Lora Hein, was born in Oregon and raised by California natives in the small towns and hills of Marin County. At 23-years old she earned an AA degree in Physical Sciences, a 180 degree departure from the Arts she had envisioned. That summer she became the first woman hired as a backpacking Park Ranger Naturalist in Yosemite National Park. After summer was over she took off on a six month backpacking adventure to South America, starting with two months in the Galápagos Islands.

Pelicans and mangroves
That trip turned life as she knew it upside down, and forever changed her. Lora had not known how lost she was until she spent a night believing she was going to die and never return home again. She thought she knew who she was when she set out on her six month voyage. However she discovered how much more there was to learn about the world, nature and herself. That was the beginning of tumultuous changes. Lora opened to the social as well as natural world. In doing so, she discovered true belonging, where she and everyone fits in this world.
Transplanted to Washington
A few years after returning from that trip, Lora transplanted herself to Washington State in 1977. She took on new adventures and discoveries, built a passive solar home, and helped steer the first grassroots campaign to successfully halt construction of a nuclear power plant before groundbreaking.
Lora worked seasonally for the North Cascades National Park. In the “off season” she pieced together dozens of other jobs for ten years. She worked as an AirPollution Control Technician and inspector, cloned rhododendrons, designed passive solar homes, labored at organic farms and researched the feasibility of heating the local high school with wood industry waste. She then became an elementary teacher. A strike and divorce turned her life upside down again a decade later.

After fifteen years working as a union organizer, team builder and advocate for stress management, Lora retired from regular employment.
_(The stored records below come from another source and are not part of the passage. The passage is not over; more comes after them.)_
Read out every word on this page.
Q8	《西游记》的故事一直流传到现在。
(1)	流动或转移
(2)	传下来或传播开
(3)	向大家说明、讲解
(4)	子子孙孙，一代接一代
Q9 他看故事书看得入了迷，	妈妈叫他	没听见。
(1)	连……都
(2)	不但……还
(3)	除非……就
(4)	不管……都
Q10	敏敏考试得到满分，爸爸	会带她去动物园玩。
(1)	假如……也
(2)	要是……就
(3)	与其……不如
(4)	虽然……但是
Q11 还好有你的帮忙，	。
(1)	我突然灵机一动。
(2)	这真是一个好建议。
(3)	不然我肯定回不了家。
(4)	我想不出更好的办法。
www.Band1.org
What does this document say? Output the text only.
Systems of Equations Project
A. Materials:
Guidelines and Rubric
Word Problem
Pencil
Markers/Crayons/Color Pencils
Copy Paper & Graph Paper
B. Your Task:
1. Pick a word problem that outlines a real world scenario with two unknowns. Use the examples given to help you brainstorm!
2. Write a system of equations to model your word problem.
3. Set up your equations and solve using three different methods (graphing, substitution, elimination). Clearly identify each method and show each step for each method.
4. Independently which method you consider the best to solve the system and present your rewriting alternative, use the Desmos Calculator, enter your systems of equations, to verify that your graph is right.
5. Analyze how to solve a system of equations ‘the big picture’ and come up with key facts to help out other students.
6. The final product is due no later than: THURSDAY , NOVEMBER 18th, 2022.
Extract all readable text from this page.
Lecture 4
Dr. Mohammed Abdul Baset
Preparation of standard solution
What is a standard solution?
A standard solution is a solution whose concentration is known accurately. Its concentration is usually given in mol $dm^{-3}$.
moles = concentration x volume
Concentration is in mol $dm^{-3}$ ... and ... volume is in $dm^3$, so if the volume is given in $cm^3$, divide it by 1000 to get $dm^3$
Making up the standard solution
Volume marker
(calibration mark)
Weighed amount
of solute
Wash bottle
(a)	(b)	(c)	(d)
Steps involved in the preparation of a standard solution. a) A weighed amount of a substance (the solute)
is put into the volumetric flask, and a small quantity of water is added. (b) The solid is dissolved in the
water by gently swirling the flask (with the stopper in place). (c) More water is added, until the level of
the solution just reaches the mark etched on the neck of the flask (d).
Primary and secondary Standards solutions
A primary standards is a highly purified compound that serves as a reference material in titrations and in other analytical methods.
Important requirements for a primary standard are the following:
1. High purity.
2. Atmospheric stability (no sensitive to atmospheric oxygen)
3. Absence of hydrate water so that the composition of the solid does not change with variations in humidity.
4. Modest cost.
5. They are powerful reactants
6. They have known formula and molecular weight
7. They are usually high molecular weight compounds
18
She now lives with her spouse in the seaside town of Edmonds. They designed their yard to welcome wildlife and grow food to sustain a healthy lifestyle.
Learning and Thriving

Lora has learned to roll like the ocean waves and the cascading mountain streams that have educated her in the ways of constant change. She has grieved many heartbreaks and lost dreams. After each loss and rejection she began again. She has learned to reach beyond survival to
Now an author, gardener, painter and dance instructor, Lora still learns and grows through sharing her discoveries with a widening circle of friends and fellow ripple makers. She published her first piece about a brush with death in the Galápagos, “Left Behind,” in the recently released “True Stories“. Her current memoir in progress is Tortoise Moon. This account of her journey of discovery over four decades ago followed the path of Darwin and his discoveries to a land forever lost in time.